During the late 1970’s and 1980’s spring and fall I rented a delightful tiny mews house in London from my friend the late Jan Sterling whom many of you will remember from her Hollywood films. This was a very happy and very active time in my life. I moved in a fascinating very wide circle of theatre people, artists, titled aristocrats, the jet set, as well as my fascinating neighbors in the very short street where my mews was located. Our street was Kinnerton Street located in the Belgravia section of London. On Kinnerton Street we had an iron monger, a top ranked Indian restaurant, four pubs, a fish monger, some important theatrical people and even Lord Louis Mountbatten had a house at the end of the street.
And if there weren’t enough interesting people in our own street we could go around the corner to the Berkeley Hotel and find a whole new group of interesting visitors to London there. One particular day I lunched with my dear friend the late Fleur Cowles at the Berkeley. After a very long gossipy lunch we were out front waiting for Fleur’s driver (I had only to cross the street and turn the corner and I was home) when a pink Rolls Royce drove up. Now I’ve seen pink Rolls in Hong Kong, every color there, but in London a pink Rolls? It stopped right in front of us. The driver in pink livery got out, opened the back door and buried beneath a pink fox throw over her lap sat a lady entirely dressed in pink hat to shoes.
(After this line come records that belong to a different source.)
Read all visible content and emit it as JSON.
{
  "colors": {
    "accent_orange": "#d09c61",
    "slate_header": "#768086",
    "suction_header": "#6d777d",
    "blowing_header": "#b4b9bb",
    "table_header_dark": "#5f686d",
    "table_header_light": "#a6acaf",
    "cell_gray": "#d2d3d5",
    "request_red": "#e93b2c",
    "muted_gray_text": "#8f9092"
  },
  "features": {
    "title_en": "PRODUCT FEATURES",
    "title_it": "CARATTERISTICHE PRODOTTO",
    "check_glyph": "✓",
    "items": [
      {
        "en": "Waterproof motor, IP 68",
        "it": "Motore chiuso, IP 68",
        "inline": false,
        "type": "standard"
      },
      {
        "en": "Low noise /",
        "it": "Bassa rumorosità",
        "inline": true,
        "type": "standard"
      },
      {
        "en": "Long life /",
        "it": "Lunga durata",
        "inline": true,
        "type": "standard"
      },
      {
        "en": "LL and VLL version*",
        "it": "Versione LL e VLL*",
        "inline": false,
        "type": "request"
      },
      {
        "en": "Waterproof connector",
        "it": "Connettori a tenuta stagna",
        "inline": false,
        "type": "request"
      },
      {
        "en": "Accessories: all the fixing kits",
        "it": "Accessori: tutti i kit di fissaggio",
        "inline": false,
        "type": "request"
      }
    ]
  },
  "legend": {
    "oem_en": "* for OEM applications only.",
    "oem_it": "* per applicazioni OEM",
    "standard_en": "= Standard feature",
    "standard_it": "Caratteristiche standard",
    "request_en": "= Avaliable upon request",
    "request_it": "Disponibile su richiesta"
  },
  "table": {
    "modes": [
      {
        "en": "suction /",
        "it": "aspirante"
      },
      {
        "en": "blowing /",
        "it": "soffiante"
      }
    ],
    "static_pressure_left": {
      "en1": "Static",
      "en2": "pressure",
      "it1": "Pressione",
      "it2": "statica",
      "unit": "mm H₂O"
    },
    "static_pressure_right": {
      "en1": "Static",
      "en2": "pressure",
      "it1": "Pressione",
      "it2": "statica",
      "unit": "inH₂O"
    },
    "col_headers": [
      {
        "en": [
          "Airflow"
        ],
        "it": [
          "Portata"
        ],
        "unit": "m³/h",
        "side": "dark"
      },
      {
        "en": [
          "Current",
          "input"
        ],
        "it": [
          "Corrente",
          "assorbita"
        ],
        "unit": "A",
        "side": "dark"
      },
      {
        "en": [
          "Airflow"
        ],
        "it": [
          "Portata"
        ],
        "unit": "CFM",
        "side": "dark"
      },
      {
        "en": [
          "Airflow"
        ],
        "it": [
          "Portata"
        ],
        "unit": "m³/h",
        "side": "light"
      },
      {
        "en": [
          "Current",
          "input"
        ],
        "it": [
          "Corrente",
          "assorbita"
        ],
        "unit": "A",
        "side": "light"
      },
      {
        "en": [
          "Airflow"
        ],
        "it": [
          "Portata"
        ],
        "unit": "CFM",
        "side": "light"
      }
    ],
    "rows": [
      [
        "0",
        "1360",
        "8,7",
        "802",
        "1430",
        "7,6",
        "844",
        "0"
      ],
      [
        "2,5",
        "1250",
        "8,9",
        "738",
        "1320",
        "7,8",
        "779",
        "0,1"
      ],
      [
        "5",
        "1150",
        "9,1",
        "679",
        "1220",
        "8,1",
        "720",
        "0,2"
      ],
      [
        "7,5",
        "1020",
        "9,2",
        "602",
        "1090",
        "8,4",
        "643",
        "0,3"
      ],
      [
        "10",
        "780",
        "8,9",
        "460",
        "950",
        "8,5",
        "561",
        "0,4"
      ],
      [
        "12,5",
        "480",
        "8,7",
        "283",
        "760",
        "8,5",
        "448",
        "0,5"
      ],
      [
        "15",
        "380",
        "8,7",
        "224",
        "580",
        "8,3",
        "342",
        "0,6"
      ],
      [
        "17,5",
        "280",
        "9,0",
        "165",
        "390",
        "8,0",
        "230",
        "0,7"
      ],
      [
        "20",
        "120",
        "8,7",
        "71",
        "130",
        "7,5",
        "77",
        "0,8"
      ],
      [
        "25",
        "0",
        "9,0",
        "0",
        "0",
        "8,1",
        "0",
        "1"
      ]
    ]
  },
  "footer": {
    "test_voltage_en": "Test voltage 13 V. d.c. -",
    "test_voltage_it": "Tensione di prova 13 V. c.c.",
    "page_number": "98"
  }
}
“Barbara Cartland?” I asked Fleur. I mean, who else could it have been. “Yes,” she said smiling. “And you are about to meet her.” And indeed I did. I was so fascinated by the pink scene before me I could barely acknowledge Fleur’s introduction. That was the day I met the legendary lady in pink, the late very famous Barbara Cartland who published 723 books in her lifetime and supposedly left 160 unpublished manuscripts when she died.